Para enfrentar este desafio, é essencial que as empresas do setor adotem estratégias eficazes de recrutamento, como o desenvolvimento de programas de formação e qualificação profissional, a implementação de políticas de retenção de talentos e a melhoria das condições de trabalho e remuneração. Além disso, parcerias com instituições educacionais e programas de sensibilização podem ajudar a promover a profissão de segurança privada e atrair novos talentos para o setor. Somente através de esforços coordenados e focados, o setor poderá superar os desafios associados à escassez de mão-de-obra e garantir sua capacidade de fornecer serviços de segurança de alta qualidade no futuro.
A evolução em termos de número de vigilantes do género feminino tem sido lenta, mas positiva
De um total de 38.956 elementos com vínculo contratual, 5.212 são do género feminino e 33.744 são do género masculino. Como têm evoluído os números ao longo dos últimos anos?
A evolução em termos de número de vigilantes do género feminino tem sido lenta, mas positiva. Tanto de 2019 para 2020 como de 2020 para 2021 verificou-se um aumento de 3% do género feminino, o que corresponde a cerca de 15%.
Importa também destacar o número de diretoras de segurança, o qual também aumentou 15,73% de 2020 para 2021. Segundo o RASP de 2021, registam-se 103 diretoras de segurança, em comparação com as 89 de 2020.
Existe uma cultura enraizada e estereótipos de género associados à profissão de vigilante
Porque é que esta não é uma profissão atrativa para as mulheres?
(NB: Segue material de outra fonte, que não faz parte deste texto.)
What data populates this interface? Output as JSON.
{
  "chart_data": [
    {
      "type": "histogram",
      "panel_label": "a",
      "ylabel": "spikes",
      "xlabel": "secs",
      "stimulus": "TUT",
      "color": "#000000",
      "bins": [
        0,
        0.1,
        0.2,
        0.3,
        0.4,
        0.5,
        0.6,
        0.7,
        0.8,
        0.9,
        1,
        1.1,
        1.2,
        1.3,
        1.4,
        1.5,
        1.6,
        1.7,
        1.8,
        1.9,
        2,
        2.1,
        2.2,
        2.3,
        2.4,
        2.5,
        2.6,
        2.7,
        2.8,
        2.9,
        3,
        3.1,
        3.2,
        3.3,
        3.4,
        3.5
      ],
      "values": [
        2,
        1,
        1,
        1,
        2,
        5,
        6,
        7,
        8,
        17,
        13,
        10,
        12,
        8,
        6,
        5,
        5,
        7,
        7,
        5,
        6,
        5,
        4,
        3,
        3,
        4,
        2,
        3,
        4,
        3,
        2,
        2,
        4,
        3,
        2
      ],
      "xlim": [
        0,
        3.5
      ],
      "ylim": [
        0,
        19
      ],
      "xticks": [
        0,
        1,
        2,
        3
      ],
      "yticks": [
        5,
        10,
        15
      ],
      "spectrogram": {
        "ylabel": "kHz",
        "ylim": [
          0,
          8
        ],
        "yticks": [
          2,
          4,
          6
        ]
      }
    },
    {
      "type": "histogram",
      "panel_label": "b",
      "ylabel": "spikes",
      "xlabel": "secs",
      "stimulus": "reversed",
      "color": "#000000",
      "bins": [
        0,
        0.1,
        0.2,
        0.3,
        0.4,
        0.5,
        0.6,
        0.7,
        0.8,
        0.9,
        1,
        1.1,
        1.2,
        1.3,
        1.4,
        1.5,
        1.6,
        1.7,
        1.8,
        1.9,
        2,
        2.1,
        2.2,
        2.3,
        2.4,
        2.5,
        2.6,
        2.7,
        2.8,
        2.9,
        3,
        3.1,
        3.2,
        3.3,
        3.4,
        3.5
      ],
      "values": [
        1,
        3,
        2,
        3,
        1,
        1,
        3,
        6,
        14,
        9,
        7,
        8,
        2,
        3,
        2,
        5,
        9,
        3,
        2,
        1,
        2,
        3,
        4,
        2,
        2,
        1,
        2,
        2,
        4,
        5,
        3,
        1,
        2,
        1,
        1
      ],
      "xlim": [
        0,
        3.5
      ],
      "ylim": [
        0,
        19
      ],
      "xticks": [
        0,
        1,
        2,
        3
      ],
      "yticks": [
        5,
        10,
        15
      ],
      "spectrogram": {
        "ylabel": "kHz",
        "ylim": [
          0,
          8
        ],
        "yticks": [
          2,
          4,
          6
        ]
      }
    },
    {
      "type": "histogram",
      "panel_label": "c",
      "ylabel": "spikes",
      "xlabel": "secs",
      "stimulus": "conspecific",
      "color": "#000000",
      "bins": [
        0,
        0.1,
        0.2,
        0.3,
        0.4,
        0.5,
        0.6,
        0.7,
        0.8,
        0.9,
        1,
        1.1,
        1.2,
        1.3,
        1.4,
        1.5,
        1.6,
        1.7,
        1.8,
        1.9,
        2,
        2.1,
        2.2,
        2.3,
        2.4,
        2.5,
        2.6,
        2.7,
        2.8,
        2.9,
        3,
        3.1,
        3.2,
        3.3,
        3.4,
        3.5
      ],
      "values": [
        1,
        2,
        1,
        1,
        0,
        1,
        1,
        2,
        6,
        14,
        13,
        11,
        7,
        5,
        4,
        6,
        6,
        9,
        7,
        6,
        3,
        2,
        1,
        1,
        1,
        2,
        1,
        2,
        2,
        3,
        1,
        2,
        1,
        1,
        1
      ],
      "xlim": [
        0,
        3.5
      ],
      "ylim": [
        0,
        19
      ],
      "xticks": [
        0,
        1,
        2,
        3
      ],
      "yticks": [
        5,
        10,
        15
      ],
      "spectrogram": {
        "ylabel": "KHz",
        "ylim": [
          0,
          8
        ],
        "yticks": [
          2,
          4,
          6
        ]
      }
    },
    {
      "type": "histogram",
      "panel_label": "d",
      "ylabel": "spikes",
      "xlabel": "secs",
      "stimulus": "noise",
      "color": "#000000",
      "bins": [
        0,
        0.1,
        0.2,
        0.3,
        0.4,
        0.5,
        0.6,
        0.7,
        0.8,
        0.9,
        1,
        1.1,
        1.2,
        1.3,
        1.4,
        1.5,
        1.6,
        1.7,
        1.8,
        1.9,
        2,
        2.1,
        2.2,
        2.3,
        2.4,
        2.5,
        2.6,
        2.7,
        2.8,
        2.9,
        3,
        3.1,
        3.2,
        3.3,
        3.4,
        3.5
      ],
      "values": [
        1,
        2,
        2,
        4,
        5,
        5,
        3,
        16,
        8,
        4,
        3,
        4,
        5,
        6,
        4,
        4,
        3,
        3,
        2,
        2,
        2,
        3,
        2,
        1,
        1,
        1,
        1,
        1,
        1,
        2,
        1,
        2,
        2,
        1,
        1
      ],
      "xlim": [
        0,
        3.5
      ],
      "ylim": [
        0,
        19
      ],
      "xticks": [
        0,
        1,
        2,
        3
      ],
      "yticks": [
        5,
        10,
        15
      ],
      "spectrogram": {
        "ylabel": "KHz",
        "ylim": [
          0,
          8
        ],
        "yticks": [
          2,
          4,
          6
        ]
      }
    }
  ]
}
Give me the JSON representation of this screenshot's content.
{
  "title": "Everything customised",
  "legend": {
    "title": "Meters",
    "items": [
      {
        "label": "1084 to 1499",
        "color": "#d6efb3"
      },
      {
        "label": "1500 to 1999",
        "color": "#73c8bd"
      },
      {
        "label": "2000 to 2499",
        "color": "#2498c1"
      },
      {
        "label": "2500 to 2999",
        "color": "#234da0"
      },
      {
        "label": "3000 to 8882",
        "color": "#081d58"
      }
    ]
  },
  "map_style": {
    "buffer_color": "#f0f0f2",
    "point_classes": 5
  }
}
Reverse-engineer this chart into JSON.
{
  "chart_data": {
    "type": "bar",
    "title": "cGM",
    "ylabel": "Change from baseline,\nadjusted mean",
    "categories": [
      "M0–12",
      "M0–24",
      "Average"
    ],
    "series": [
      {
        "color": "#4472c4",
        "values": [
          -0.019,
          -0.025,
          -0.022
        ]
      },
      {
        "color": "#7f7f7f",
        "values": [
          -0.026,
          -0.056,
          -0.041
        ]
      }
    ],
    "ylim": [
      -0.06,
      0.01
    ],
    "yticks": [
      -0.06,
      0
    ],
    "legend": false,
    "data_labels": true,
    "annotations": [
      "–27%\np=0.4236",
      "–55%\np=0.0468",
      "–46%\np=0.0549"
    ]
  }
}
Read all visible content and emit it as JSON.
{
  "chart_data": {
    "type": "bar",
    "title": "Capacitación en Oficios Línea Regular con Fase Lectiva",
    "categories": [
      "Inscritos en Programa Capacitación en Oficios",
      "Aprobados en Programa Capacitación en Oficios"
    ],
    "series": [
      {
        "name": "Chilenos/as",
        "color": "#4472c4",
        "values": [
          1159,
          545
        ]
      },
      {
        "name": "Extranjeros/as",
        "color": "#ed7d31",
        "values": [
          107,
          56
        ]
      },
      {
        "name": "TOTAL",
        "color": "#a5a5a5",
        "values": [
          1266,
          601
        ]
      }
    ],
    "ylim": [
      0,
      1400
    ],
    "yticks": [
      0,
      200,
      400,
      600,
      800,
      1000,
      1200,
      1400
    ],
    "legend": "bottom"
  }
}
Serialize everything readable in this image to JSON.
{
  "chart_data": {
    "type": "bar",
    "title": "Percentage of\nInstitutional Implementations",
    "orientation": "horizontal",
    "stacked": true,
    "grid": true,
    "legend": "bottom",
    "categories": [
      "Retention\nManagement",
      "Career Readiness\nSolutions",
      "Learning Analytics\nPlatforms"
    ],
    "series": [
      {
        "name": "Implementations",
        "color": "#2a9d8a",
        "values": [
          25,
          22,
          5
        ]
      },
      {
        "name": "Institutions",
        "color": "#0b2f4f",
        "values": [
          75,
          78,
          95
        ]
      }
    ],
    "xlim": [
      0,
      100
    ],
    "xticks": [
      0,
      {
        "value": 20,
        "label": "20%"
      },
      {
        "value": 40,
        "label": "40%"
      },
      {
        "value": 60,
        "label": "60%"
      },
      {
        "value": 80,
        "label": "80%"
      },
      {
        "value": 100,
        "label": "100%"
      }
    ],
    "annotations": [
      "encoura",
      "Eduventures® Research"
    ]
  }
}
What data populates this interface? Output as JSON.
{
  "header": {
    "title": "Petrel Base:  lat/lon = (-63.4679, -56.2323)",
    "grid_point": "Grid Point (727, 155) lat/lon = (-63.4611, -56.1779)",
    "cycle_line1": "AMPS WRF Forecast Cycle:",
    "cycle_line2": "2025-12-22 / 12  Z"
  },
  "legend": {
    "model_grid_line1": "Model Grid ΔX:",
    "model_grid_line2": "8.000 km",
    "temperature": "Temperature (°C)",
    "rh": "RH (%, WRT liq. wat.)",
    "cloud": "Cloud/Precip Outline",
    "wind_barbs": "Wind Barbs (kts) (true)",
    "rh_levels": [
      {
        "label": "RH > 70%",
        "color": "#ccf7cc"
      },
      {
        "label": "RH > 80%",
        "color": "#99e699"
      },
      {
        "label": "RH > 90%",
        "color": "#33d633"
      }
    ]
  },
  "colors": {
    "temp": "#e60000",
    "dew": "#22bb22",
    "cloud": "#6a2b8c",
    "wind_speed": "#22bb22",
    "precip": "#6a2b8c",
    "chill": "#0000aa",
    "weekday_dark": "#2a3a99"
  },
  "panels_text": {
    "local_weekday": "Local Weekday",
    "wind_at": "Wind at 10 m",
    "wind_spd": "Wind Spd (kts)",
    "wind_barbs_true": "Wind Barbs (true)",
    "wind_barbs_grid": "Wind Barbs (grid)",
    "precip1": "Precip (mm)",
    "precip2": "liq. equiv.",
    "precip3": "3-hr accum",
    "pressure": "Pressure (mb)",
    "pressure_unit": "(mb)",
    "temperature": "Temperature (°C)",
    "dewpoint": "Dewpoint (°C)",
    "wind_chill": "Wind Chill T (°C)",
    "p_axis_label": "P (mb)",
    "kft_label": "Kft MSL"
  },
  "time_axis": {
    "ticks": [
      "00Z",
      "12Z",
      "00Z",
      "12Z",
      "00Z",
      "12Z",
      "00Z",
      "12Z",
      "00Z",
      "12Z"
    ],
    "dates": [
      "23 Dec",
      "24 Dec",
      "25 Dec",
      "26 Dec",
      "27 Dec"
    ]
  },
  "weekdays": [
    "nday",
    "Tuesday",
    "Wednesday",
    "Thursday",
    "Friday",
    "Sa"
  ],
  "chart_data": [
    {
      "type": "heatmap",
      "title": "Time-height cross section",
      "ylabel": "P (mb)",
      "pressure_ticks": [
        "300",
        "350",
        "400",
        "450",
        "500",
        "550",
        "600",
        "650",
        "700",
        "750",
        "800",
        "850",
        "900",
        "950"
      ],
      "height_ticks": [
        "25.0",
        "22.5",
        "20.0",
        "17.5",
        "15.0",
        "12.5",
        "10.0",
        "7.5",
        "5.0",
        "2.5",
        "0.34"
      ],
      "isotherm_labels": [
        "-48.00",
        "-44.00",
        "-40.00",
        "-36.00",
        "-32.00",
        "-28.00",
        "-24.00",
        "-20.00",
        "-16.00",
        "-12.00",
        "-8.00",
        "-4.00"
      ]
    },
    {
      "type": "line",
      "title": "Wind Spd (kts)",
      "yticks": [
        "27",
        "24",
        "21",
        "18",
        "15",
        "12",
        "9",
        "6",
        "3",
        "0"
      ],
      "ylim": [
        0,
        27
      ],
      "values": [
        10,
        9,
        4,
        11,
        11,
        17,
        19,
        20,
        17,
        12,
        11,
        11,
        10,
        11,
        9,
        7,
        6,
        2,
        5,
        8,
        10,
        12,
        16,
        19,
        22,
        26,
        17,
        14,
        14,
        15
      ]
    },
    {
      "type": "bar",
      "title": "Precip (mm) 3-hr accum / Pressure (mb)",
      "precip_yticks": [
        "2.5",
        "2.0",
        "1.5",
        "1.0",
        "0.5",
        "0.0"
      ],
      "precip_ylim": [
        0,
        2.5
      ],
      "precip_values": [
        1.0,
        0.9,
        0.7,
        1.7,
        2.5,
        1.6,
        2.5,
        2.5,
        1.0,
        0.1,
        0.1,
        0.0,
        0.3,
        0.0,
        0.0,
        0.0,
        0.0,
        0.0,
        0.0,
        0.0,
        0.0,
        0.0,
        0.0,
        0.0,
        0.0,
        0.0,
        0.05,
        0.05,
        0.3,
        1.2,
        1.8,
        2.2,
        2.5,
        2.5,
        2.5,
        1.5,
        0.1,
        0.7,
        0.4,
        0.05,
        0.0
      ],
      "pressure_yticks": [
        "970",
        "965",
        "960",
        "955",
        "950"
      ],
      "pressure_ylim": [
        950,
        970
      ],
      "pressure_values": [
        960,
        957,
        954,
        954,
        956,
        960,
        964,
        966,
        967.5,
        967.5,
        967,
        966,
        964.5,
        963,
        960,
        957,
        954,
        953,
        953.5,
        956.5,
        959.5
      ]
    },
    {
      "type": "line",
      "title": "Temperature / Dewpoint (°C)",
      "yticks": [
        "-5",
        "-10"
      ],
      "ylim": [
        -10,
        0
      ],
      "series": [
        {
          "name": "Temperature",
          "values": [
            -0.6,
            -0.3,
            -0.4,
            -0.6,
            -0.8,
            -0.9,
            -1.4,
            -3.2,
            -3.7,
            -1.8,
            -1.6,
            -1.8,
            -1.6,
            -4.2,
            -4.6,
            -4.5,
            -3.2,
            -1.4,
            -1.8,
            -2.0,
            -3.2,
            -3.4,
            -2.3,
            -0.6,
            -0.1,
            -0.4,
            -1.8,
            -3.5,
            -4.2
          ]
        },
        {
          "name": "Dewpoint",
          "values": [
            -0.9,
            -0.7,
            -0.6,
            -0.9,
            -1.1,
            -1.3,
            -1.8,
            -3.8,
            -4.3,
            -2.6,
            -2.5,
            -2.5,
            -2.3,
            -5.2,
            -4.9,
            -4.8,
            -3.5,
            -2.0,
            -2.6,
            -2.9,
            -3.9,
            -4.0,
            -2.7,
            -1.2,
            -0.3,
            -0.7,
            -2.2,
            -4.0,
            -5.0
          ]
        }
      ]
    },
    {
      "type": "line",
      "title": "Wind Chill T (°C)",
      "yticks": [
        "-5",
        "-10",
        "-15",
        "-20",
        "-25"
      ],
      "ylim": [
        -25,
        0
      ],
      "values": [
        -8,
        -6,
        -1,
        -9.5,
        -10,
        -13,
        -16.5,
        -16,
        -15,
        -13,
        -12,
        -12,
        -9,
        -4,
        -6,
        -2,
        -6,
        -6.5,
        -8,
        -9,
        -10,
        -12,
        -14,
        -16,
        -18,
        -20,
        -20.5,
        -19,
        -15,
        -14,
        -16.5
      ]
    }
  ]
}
Creio que existe uma cultura enraizada e estereótipos de género associados à profissão de vigilante, que muitas vezes a retratam como sendo mais adequada para homens. Isso pode criar barreiras às mulheres que consideram ingressar nesta atividade, levando-as a sentir-se, por vezes, desencorajadas ou desinteressadas.
É, sem dúvida, muito importante trabalhar para criar um ambiente mais inclusivo e acolhedor para as mulheres no setor de segurança privada
É, sem dúvida, muito importante trabalhar para criar um ambiente mais inclusivo e acolhedor para as mulheres no setor de segurança privada, que promova a diversidade e ofereça oportunidades de crescimento e desenvolvimento profissional equitativas para todos os trabalhadores, independentemente do género. Afinal, esta atividade é dirigida tanto ao género masculino como ao feminino.
É uma mulher com um cargo de liderança num mundo de homens. Isso tem impacto no seu dia a dia?
Estamos a chegar a um ponto em que a sociedade tem plena consciência da desigualdade que existe. São inúmeros os estudos nesse sentido. E isso é essencial para mudar o paradigma.
Sem dúvida que é importante reconhecer que as mulheres trazem perspetivas únicas, habilidades e qualidades para suas funções, contribuindo para um ambiente de trabalho mais diversificado e inclusivo. Apoiar e promover a liderança feminina é fundamental para criar organizações mais eficazes e equitativas.
Felizmente, ao longo da minha carreira profissional, foram esporádicas as vezes em que senti essa desigualdade pelo que tenho uma posição positiva em relação ao futuro e entendo que estamos a caminhar na direção certa.